Keen to pressure Xanana, the Dili rumor-mill spun furiously as a Fretilin-PD deal was speculated upon. Yet had PD attempted such a move, its own voter base would have deserted it and the party would have split. Xanana could have simply approached disaffected PD members and invited them to join, or vote for, his government, which a few would probably have done. In terms of brinksmanship, Lasama had more to lose than Xanana.
For his own part, Xanana did not say in public what he wanted, but it was understood that the possibility of corruption investigations into to some senior PD members weighed upon his deliberations. As a more conventional part of deal making, he would also have been looking for a senior posting for his Mudanca colleague, Jose Luis Guterres. Who was to become president of the parliament, who was to be deputy prime minister and who was to become foreign minister were all matters that would be thrown into the negotiating mix.
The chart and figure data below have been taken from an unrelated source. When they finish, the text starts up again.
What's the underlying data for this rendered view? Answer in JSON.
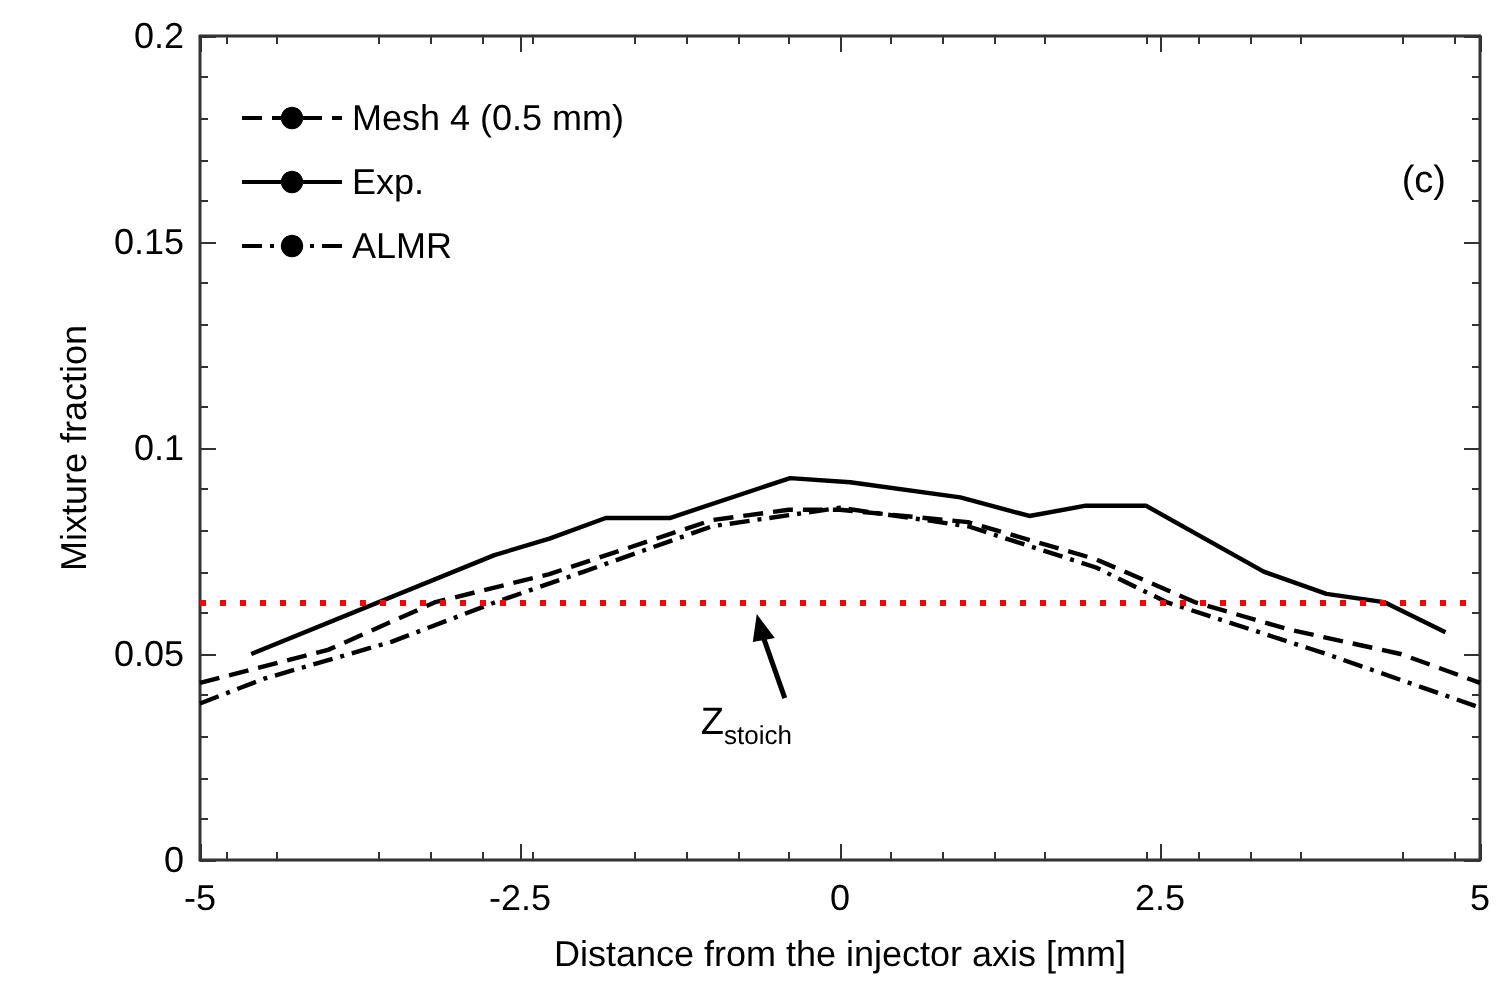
{
  "chart_data": {
    "type": "line",
    "xlabel": "Distance from the injector axis [mm]",
    "ylabel": "Mixture fraction",
    "xlim": [
      -5,
      5
    ],
    "xticks": [
      -5,
      -2.5,
      0,
      2.5,
      5
    ],
    "ylim": [
      0,
      0.2
    ],
    "yticks": [
      0,
      0.05,
      0.1,
      0.15,
      0.2
    ],
    "legend": "top left",
    "grid": false,
    "marker": "none",
    "series": [
      {
        "name": "Mesh 4 (0.5 mm)",
        "color": "#000000",
        "line_style": "dashed",
        "x": [
          -5,
          -4,
          -3.16,
          -2.27,
          -1,
          -0.4,
          0,
          1,
          2,
          2.77,
          3.5,
          4.38,
          5
        ],
        "values": [
          0.043,
          0.051,
          0.0626,
          0.0694,
          0.0825,
          0.085,
          0.085,
          0.082,
          0.073,
          0.0626,
          0.056,
          0.05,
          0.043
        ]
      },
      {
        "name": "Exp.",
        "color": "#000000",
        "line_style": "solid",
        "x": [
          -4.6,
          -2.7,
          -2.27,
          -1.83,
          -1.33,
          -0.39,
          0.08,
          0.94,
          1.48,
          1.92,
          2.39,
          3.31,
          3.8,
          4.25,
          4.73
        ],
        "values": [
          0.05,
          0.074,
          0.078,
          0.083,
          0.083,
          0.0927,
          0.0917,
          0.088,
          0.0835,
          0.086,
          0.086,
          0.07,
          0.0646,
          0.0626,
          0.0553
        ]
      },
      {
        "name": "ALMR",
        "color": "#000000",
        "line_style": "dashdot",
        "x": [
          -5,
          -4.5,
          -3.5,
          -2.69,
          -2,
          -1,
          0,
          1,
          2,
          2.55,
          3.8,
          5
        ],
        "values": [
          0.038,
          0.044,
          0.053,
          0.0626,
          0.07,
          0.081,
          0.0855,
          0.081,
          0.071,
          0.0626,
          0.05,
          0.037
        ]
      }
    ],
    "ref_lines": [
      {
        "axis": "y",
        "value": 0.0626,
        "label": null,
        "color": "#ff0000",
        "line_style": "dotted"
      }
    ],
    "annotations": [
      "Z$_{stoich}$",
      "(c)"
    ]
  }
}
Yet in the background, Horta called for a ‘government of national unity’, to include Fretilin with CNRT. Seizing on this, Fretilin’s Mari Alkatiri and Lu-Olo similarly called for a government of national unity, telling Fretilin members: ‘Fretilin will indeed (join) this government… CNRT won more, but Fretilin will participate in this government.’ Alkatiri said: ‘Fretilin will participate in the governance from 2012 to 2017 so no need to be upset and concerned at the election result.’
These were ill-informed comments, failing to reflect the political reality that Fretilin opposed CNRT’s Strategic Development Plan and that the two parties were at loggerheads over how to use the Petroleum Fund. Beyond this, Xanana could only ever have contemplated an alliance with Fretilin if the party abandoned its leaders, or they fell on their respective swords. But for a party in which its abrupt and somewhat overbearing leadership style appeared to be in the process of being transferred to its second generation, it was likely that Fretilin’s leadership changes would have to be wholesale for a deal to be done, which was never likely. So, despite Xanana saying that CNRT had three options for the future, an alliance with Fretilin was only ever an option in a theoretical sense.
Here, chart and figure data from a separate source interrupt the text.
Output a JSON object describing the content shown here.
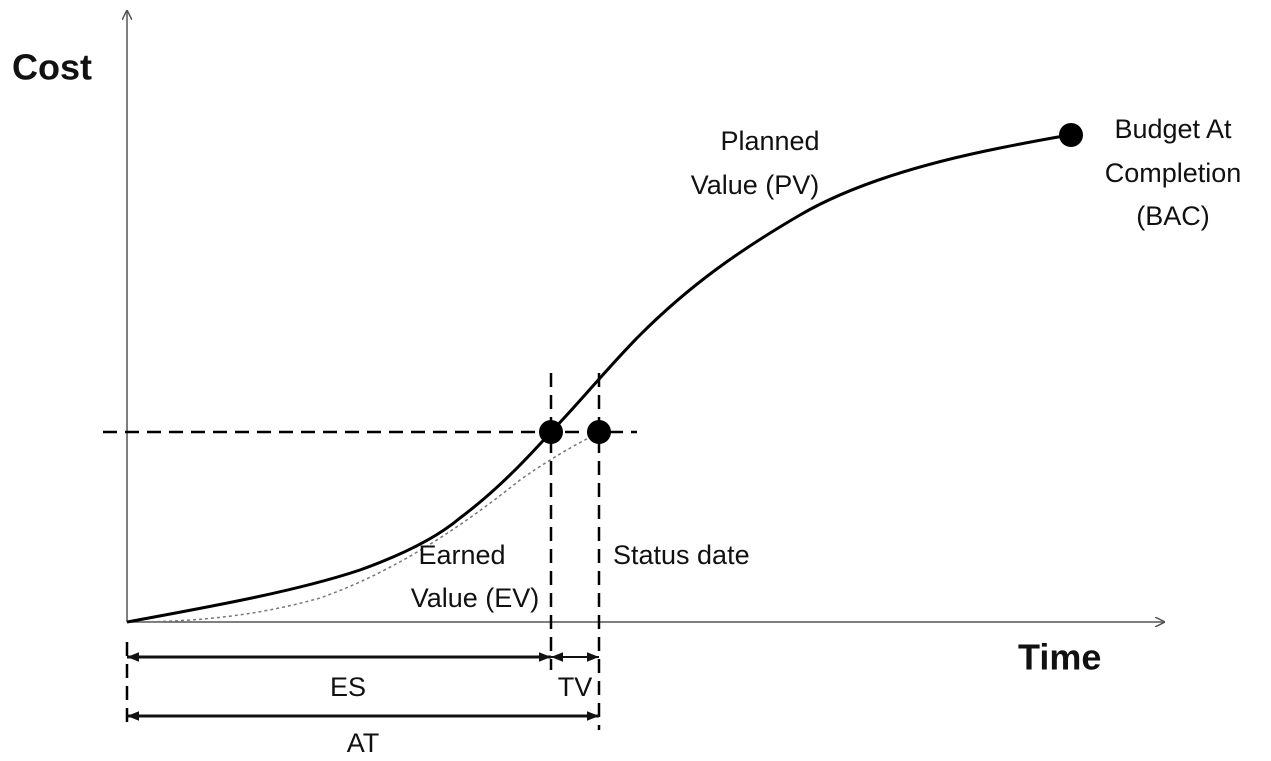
{
  "axes": {
    "y_label": "Cost",
    "x_label": "Time"
  },
  "curves": {
    "planned_value": {
      "lines": [
        "Planned",
        "Value (PV)"
      ]
    },
    "earned_value": {
      "lines": [
        "Earned",
        "Value (EV)"
      ]
    }
  },
  "points": {
    "bac": {
      "lines": [
        "Budget At",
        "Completion",
        "(BAC)"
      ]
    }
  },
  "markers": {
    "status_date": "Status date"
  },
  "spans": {
    "es": "ES",
    "tv": "TV",
    "at": "AT"
  }
}
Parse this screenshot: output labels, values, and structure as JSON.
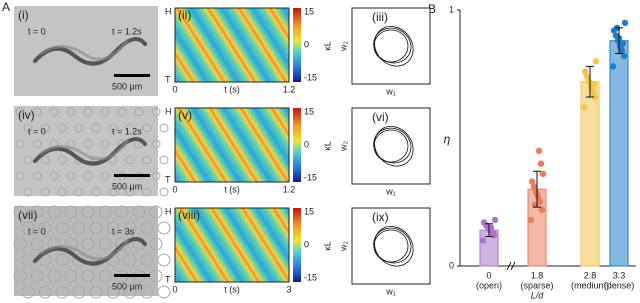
{
  "figure": {
    "panel_a_label": "A",
    "panel_b_label": "B",
    "rows": [
      {
        "image_label": "(i)",
        "t_start": "t = 0",
        "t_end": "t = 1.2s",
        "scale_bar": "500 μm",
        "kymo_label": "(ii)",
        "kymo_head": "H",
        "kymo_tail": "T",
        "kymo_x_start": "0",
        "kymo_x_label": "t (s)",
        "kymo_x_end": "1.2",
        "colorbar_ticks": [
          15,
          0,
          -15
        ],
        "colorbar_label": "κL",
        "phase_label": "(iii)",
        "phase_y": "w₂",
        "phase_x": "w₁"
      },
      {
        "image_label": "(iv)",
        "t_start": "t = 0",
        "t_end": "t = 1.2s",
        "scale_bar": "500 μm",
        "kymo_label": "(v)",
        "kymo_head": "H",
        "kymo_tail": "T",
        "kymo_x_start": "0",
        "kymo_x_label": "t (s)",
        "kymo_x_end": "1.2",
        "colorbar_ticks": [
          15,
          0,
          -15
        ],
        "colorbar_label": "κL",
        "phase_label": "(vi)",
        "phase_y": "w₂",
        "phase_x": "w₁"
      },
      {
        "image_label": "(vii)",
        "t_start": "t = 0",
        "t_end": "t = 3s",
        "scale_bar": "500 μm",
        "kymo_label": "(viii)",
        "kymo_head": "H",
        "kymo_tail": "T",
        "kymo_x_start": "0",
        "kymo_x_label": "t (s)",
        "kymo_x_end": "3",
        "colorbar_ticks": [
          15,
          0,
          -15
        ],
        "colorbar_label": "κL",
        "phase_label": "(ix)",
        "phase_y": "w₂",
        "phase_x": "w₁"
      }
    ]
  },
  "chart_data": {
    "type": "bar",
    "categories": [
      "0",
      "1.8",
      "2.8",
      "3.3"
    ],
    "category_notes": [
      "(open)",
      "(sparse)",
      "(medium)",
      "(dense)"
    ],
    "xlabel": "L/d",
    "ylabel": "η",
    "ylim": [
      0,
      1
    ],
    "yticks": [
      0,
      1
    ],
    "values": [
      0.14,
      0.3,
      0.72,
      0.88
    ],
    "errors": [
      0.025,
      0.07,
      0.06,
      0.05
    ],
    "colors": [
      "#a974c9",
      "#ec7b5c",
      "#f5c54a",
      "#1f7fcc"
    ],
    "points": [
      [
        0.1,
        0.12,
        0.13,
        0.14,
        0.15,
        0.16,
        0.17,
        0.18,
        0.13,
        0.15
      ],
      [
        0.18,
        0.22,
        0.25,
        0.27,
        0.29,
        0.31,
        0.33,
        0.36,
        0.4,
        0.45,
        0.28,
        0.24
      ],
      [
        0.62,
        0.66,
        0.68,
        0.7,
        0.72,
        0.74,
        0.76,
        0.8,
        0.71,
        0.69
      ],
      [
        0.78,
        0.82,
        0.84,
        0.86,
        0.88,
        0.9,
        0.92,
        0.95,
        0.87,
        0.85,
        0.89,
        0.93
      ]
    ]
  }
}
Unfortunately, however, Alkatiri and Lu-Olo’s comments raised hopes among many Fretilin members that they would be returned from the political cold and again be able to bask in the glow of power. Fuel was added to this fire through the live broadcast of the CNRT conferenence, which formally made the decision on the alliance and which was fairly blunt in its rejection of some form of association with Fretilin. When the result on the alliance was announced, therefore, Fretilin supporters, angered and disappointed, rioted. It was a last ill-conceived hurrah for two leaders who were mortally politically wounded, seeking to have a final go-around before being venturing, voluntarily or otherwise, into that long walk into the wilderness of post-political irrelevance.
For the rest of Timor-Leste, it was to be, more or less, business as usual; managing an economy with little understanding of how economies work, trying to push past the bottleneck of Dili-centric development and the expense of the underfunded rural areas, tackling corruption while also, if unwittingly, feeding into it but, most importantly and despite the blip on the violence radar and after a history of violence of mythic proportions, another five years across Timor-Leste of relative peace and stability.